SICP Exercise 2.70
Question
The following eight-symbol alphabet with associated relative frequencies was designed to efficiently encode the lyrics of 1950s rock songs. (Note that the “symbols” of an “alphabet” need not be individual letters.)
A | 2 | NA | 16 |
BOOM | 1 | SHA | 3 |
GET | 2 | YIP | 9 |
JOB | 2 | WAH | 1 |
Use generate-huffman-tree
(Exercise 2.69) to generate a corresponding Huffman
tree, and use encode
(Exercise 2.68) to encode the following message:
Get a job
Sha na na na na na na na na
Get a job
Sha na na na na na na na na
Wah yip yip yip yip
yip yip yip yip yip
Sha boom
How many bits are required for the encoding? What is the smallest number of bits that would be needed to encode this song if we used a fixed-length code for the eight-symbol alphabet?
Answer
The encoded string is
111111100111101110000000001111111001111011
100000000011010101010101010101010111011011
which is 84 characters long.
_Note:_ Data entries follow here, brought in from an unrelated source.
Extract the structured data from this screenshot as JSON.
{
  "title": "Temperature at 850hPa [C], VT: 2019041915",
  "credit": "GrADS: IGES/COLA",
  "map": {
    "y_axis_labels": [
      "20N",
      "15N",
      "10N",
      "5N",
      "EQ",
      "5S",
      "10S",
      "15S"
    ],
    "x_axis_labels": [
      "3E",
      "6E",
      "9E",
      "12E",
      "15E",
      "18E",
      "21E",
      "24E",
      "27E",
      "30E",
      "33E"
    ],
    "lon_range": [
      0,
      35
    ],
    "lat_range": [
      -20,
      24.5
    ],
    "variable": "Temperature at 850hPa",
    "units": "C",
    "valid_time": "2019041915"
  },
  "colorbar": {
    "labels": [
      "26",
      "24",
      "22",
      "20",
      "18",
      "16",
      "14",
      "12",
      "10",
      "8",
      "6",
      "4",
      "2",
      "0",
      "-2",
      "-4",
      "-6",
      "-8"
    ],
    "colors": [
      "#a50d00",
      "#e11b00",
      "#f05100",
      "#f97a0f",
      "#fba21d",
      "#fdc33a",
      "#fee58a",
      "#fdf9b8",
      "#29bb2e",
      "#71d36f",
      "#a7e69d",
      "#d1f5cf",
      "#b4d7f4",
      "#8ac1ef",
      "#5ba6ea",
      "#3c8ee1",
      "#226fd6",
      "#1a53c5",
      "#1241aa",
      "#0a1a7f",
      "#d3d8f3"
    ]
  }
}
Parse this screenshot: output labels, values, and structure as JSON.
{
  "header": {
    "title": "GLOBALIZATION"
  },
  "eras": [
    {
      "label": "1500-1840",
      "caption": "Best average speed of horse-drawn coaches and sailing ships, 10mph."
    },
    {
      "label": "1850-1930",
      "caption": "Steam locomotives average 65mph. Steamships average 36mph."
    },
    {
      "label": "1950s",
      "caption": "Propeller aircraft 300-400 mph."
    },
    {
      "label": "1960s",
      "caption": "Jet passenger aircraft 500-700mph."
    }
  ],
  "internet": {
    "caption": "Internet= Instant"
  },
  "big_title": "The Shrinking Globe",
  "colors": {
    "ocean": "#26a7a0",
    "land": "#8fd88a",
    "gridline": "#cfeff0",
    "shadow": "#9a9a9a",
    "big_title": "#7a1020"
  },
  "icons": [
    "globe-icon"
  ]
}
Since our Huffman set does not have leaves that represent line breaks and is also case-sensitive, the message had to be brought into the right format:
GET A JOB SHA NA NA NA NA NA NA NA NA GET A JOB SHA NA NA NA NA
NA NA NA NA WAH YIP YIP YIP YIP YIP YIP YIP YIP YIP SHA BOOM
If we were to change this to a fixed-length alphabet, we would require 3 bits per word (because \(2^3=8\)). The original text has 36 words, so the encoded message would require \(36*3=108\) bits in total, which is an increase of about 29%.